Proteins are not static sculptures. Actual proteins observed through methods such as nuclear magnetic resonance are more like finely crafted machines that constantly tremble— their structures are not fixed in a single state but continually switch among a series of similar conformations. The realization of many functions—enzyme catalysis, receptor signal transduction, directional movement of molecular motors—depends precisely on this structural flexibility, not just the static structure. Current protein language models mainly learn from static sequence information, and their implicit representations of dynamic properties remain very limited.

Protein Dynamics

Another huge unknown lies in conditional dependence. Whether a sequence can fold depends not only on the sequence itself but also on its environment — pH, temperature, ionic strength, the presence of molecular chaperones, and the crowded cytoplasmic environment. And what protein engineering ultimately aims to deliver is not a beautifully folded work of art in a test tube, but an industrial product or drug that functions stably in cellular factories or human blood. This requires incorporating an understanding of cellular environmental constraints into AI models, which is only just beginning.

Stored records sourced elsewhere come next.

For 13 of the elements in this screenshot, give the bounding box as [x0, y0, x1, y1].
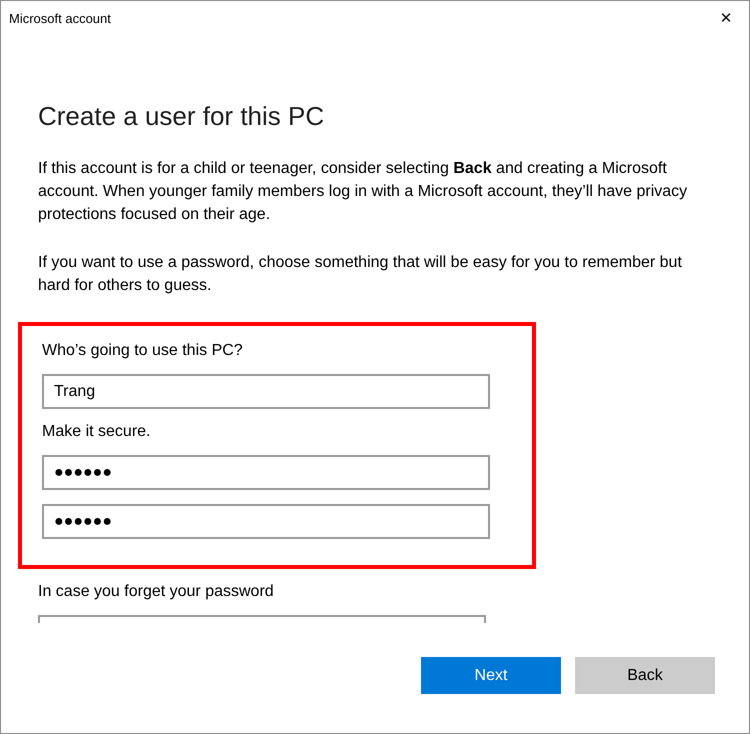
field-label: Who’s going to use this PC?: [42, 342, 244, 360]
input-field[interactable]: ●●●●●●: [42, 455, 490, 490]
input-field[interactable]: ●●●●●●: [42, 504, 490, 539]
back-button[interactable]: Back: [575, 657, 715, 694]
window-title: Microsoft account: [9, 10, 111, 26]
next-button[interactable]: Next: [421, 657, 561, 694]
close-button[interactable]: ✕: [703, 1, 749, 35]
page-heading: Create a user for this PC: [38, 101, 326, 132]
info-paragraph: If this account is for a child or teenager, consider selecting Back and creating a Microsoft account. When younger family members log in with a Microsoft account, they’ll have privacy protections focused on their age.: [38, 159, 688, 225]
info-paragraph: If you want to use a password, choose something that will be easy for you to remember but hard for others to guess.: [38, 253, 683, 296]
input-field[interactable]: Trang: [42, 374, 490, 409]
field-label: In case you forget your password: [38, 583, 275, 601]
field-label: Make it secure.: [42, 423, 152, 441]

But the possibilities are already opening up. Standing at the point of 2026, the union of AI and protein engineering is entering a dizzyingly accelerated phase. Mutational scanning and functional characterization, which once took an entire doctoral career, can now be completed in a few rounds of wet experiments and AI iterations. The previously unattainable goal of 'designing entirely new enzymes to catalyze unnatural reactions' is moving from demonstration cases toward industrial-level applications. More importantly, a new scientific paradigm is taking shape: AI is not just a tool but a 'co-thinker' for exploring the ultimate scientific question of protein sequence-structure-function relationships.

If directed evolution taught us humility — to acknowledge our ignorance and let natural selection find the answers for us — then protein engineering in the AI era adds a layer of ambition on top of humility: we may not need to fully understand every detail of folding; as long as we learn the grammar and semantics of the 'language' of proteins, we can write unprecedented poems with it. And as we illuminate more and more functional islands in this vast sequence space, humans will no longer be mere readers of the code of life — we will become its co-authors.